Proc Natl Acad Sci U S A. 2010 Aug 24;107(34):15105-10. doi: 10.1073/pnas.1005419107. Epub 2010 Aug 9.
The Fas receptor (also known as CD95 and APO-1) is a member of the tumor necrosis factor alpha-family of death receptors that mediate T-cell responses. Here, we show that Fas receptor signaling requires a functional T-cell receptor (TCR) complex. Fas receptor directly binds to and activates TCR components in a stimulus-dependent manner. Fas receptor stimulation does not activate canonical downstream TCR pathways, but instead the TCR complex is required specifically for Fas-mediated calcium release. Importantly, null mutations in Lck, ZAP70, and the TCR alpha- and beta-chains abrogate Fas signaling. Our results reveal a direct role for the TCR complex in mediating Fas-specific signaling events critical for T-cell homeostasis.

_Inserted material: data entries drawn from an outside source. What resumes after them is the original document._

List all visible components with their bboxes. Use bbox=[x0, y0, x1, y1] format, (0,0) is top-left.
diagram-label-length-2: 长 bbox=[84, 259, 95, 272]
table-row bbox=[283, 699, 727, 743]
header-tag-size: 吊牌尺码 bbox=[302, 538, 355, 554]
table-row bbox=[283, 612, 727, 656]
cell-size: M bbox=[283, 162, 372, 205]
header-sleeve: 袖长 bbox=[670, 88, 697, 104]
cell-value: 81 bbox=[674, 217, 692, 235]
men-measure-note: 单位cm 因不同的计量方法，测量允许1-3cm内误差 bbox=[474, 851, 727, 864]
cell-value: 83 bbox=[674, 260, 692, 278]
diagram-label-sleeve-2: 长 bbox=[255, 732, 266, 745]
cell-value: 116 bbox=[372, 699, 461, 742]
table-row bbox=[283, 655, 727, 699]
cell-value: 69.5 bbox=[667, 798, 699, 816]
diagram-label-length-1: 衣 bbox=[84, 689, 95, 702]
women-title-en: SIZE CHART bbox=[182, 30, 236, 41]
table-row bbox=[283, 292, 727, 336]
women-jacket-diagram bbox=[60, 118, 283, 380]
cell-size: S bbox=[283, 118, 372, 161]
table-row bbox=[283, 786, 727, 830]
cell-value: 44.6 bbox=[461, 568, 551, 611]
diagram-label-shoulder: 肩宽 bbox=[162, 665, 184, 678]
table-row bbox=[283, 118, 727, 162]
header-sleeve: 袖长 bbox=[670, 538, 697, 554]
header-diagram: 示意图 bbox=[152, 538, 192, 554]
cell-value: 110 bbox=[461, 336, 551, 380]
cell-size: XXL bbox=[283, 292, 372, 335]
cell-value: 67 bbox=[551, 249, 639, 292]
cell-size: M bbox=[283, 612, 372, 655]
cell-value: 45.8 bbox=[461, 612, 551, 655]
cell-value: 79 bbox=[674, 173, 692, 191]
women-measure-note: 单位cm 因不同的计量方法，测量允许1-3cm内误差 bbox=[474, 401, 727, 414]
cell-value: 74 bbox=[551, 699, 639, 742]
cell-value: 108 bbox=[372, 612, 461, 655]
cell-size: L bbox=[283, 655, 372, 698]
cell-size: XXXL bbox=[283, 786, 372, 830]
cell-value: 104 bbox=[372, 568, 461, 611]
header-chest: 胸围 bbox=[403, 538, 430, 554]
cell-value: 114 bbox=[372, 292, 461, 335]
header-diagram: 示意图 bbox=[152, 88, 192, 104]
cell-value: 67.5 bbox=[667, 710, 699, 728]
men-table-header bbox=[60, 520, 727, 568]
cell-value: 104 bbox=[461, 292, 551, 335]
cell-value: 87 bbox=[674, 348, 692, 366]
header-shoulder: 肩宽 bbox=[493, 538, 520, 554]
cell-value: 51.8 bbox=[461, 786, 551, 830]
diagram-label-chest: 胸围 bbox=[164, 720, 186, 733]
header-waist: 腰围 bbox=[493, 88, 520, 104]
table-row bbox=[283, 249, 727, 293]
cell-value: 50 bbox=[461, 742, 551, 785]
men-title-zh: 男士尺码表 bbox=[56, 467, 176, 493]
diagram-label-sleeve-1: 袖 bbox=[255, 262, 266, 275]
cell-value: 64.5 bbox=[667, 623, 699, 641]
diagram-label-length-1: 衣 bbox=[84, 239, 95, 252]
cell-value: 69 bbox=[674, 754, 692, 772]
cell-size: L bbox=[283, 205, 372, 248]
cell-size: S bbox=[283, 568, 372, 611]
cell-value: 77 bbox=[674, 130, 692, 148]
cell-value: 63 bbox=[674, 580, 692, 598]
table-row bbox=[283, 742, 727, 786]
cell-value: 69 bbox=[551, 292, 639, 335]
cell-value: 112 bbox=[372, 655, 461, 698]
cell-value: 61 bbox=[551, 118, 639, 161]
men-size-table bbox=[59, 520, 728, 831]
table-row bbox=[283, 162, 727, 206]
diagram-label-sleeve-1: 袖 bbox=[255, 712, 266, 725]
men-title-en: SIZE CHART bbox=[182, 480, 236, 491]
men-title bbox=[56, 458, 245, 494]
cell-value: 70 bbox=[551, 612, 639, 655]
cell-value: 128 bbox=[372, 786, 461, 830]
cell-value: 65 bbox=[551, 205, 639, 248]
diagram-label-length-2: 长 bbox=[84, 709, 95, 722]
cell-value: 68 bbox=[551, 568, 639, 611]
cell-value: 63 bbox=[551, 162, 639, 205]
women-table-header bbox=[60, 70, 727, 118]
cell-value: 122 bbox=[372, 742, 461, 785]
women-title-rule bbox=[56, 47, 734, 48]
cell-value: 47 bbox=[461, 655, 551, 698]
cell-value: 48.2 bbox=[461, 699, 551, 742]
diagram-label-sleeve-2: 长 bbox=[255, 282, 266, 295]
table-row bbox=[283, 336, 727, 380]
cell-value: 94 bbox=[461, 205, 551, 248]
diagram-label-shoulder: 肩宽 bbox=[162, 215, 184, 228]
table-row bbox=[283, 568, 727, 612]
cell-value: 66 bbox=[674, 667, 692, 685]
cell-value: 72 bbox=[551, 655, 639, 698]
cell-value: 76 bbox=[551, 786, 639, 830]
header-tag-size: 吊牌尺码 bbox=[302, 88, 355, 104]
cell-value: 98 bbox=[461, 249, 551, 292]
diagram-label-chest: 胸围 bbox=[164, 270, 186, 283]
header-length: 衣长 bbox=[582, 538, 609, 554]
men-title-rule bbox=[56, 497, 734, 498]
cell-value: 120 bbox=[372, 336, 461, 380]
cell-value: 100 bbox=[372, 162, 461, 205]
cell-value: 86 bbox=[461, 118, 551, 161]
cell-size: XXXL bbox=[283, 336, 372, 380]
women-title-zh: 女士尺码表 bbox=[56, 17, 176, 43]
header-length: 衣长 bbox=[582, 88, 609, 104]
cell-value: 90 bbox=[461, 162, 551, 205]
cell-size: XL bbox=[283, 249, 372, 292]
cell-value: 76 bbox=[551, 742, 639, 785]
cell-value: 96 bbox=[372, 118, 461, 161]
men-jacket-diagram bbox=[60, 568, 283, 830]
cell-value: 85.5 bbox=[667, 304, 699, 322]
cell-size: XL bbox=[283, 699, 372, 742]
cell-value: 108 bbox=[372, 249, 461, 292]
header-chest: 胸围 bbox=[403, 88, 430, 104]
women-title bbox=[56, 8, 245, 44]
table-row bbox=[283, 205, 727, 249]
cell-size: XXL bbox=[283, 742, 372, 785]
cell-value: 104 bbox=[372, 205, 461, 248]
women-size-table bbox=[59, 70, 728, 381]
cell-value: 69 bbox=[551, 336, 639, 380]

Fas 受体(也称为 CD95 和 APO-1)是肿瘤坏死因子-α家族死亡受体的成员,可介导 T 细胞反应。在这里,我们表明 Fas 受体信号需要功能性 T 细胞受体(TCR)复合物。Fas 受体以刺激依赖性的方式直接结合并激活 TCR 成分。Fas 受体刺激不会激活经典的下游 TCR 途径,而是 TCR 复合物是 Fas 介导的钙释放所必需的。重要的是,Lck、ZAP70 以及 TCR α 和 β 链的缺失突变会阻断 Fas 信号。我们的结果揭示了 TCR 复合物在介导 Fas 特异性信号事件中的直接作用,这些信号事件对 T 细胞稳态至关重要。